The project’s initiator, the pan-Macedonian non-profit organisation, the World Macedonian Congress, the cross in Aerodrom, a municipality dominated by Macedonians who are mainly Orthodox Christians, will also be seen in the nearby municipalities but is not intended to offend Muslims.
“The cross is neither a conspiracy nor a provocation, but a cultural affirmation. It is not an anti-Islamic symbol but an integral part of the Macedonian culture,” the World Macedonian Congress said in a statement.
The Congress, seen as a conservative organization close to the main ruling centre-right VMRO DPMNE party, describes Macedonia as “the basis of Christianity in Europe”.
The municipal council in Aerodrom last week decided to allow the construction of the cross with votes from VMRO DPMNE councillors assuring that the project was approved.

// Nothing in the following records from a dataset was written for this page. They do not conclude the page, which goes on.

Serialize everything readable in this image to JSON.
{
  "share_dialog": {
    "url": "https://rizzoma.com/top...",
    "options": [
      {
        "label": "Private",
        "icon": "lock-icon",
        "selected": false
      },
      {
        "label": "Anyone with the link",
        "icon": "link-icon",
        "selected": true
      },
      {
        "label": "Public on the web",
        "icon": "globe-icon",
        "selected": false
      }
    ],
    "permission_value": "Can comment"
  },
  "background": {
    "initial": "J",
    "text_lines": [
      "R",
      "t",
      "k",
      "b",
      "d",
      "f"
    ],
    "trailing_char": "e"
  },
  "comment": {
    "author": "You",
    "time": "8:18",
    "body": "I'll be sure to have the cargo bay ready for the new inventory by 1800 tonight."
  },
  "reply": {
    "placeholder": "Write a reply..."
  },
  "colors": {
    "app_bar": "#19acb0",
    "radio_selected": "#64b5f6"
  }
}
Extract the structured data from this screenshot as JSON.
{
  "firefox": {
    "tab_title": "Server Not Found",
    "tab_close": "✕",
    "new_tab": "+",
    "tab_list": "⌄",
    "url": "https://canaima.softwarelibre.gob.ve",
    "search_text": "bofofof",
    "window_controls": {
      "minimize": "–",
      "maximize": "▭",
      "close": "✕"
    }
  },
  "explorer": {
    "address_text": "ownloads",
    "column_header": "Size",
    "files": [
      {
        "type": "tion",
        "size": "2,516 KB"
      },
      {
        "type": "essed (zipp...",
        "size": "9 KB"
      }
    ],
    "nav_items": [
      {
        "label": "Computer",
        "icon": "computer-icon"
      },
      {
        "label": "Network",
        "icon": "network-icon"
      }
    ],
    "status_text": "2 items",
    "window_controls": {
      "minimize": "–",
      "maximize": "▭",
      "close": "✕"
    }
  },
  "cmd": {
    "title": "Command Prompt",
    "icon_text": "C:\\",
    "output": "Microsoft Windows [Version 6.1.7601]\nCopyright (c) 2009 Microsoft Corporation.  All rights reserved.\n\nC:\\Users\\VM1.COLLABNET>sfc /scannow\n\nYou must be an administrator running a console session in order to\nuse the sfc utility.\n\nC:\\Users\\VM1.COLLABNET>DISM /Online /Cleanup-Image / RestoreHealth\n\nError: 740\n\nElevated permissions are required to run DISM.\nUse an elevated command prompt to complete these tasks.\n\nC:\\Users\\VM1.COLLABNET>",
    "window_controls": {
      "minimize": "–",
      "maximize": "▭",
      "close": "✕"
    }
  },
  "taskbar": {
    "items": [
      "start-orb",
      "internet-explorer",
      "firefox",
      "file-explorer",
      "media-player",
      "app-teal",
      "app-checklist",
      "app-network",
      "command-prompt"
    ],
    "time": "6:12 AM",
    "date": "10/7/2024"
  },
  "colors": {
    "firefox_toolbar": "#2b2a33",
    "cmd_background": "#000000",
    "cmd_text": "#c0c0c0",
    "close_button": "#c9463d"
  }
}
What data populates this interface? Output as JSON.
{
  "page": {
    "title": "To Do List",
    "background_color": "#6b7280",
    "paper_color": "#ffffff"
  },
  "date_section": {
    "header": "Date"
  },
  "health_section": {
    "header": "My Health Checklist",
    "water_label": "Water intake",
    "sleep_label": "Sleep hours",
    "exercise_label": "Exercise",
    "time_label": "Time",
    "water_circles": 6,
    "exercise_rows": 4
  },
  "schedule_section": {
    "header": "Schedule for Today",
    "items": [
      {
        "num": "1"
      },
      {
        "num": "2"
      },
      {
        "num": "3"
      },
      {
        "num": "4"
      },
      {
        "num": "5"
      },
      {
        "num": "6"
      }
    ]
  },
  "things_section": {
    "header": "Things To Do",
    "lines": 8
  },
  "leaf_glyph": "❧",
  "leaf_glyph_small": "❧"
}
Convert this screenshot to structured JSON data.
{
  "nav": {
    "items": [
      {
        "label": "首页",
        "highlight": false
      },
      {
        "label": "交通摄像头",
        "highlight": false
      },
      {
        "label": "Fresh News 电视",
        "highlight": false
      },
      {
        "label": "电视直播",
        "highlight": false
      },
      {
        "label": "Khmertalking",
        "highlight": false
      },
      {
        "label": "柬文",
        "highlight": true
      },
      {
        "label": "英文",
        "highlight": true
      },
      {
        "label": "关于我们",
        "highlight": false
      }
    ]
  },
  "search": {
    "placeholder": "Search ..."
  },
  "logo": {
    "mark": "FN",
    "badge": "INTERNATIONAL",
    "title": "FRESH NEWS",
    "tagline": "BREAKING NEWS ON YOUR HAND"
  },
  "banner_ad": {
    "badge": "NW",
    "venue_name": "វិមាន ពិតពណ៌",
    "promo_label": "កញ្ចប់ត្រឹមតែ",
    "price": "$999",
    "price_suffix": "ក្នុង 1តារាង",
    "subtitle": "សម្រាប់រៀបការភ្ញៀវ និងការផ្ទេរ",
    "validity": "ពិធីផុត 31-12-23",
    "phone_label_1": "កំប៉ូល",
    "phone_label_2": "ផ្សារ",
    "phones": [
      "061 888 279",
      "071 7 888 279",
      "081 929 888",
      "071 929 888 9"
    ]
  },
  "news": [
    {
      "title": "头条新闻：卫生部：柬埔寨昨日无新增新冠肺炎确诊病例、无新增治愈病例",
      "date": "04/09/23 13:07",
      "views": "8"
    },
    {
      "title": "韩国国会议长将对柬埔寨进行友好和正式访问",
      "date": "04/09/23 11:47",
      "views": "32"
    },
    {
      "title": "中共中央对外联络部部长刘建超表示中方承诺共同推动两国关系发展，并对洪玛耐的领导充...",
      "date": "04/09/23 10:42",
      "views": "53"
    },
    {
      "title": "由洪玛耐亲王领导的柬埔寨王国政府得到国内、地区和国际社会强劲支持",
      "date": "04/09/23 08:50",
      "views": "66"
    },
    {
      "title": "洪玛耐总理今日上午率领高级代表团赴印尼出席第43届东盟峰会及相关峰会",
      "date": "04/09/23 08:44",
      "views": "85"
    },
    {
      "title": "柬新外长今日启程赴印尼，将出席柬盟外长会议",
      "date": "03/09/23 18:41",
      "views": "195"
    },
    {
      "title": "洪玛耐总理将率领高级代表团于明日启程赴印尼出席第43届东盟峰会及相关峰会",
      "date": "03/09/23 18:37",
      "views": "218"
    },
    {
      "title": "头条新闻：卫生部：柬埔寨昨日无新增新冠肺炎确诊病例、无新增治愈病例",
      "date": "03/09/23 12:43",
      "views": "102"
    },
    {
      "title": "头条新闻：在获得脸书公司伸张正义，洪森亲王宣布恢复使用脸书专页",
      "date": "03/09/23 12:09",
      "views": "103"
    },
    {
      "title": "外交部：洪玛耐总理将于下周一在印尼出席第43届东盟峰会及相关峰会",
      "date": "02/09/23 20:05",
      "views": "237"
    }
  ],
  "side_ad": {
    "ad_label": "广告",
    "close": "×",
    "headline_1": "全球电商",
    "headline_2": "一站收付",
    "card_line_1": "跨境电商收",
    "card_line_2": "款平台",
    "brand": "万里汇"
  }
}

With the decision, the municipality gave the land to the Congress for the construction of “a temporary object of cultural and religious character”.
The cross, with its 33 metres symbolising Jesus’s age when he died, should be built within a year and will be financed by donations.
The decision to approve the cross comes amid speculation on social networks that a nearby Turkish investment project to build four skyscrapers could invite an influx of Muslim buyers in the ethnically and religiously homogenous municipality.
The building of the giant cross was announced just as the Turkish investors denied rumours that they planned to build a mosque there.
The municipal authorities and the World Macedonian Congress however categorically denied that the cross has anything to do with the Turkish project.
The majority of the population of the country are Macedonians who are Orthodox Christians. Most of the country’s ethnic Albanians, who make up a quarter of the population, are Muslims.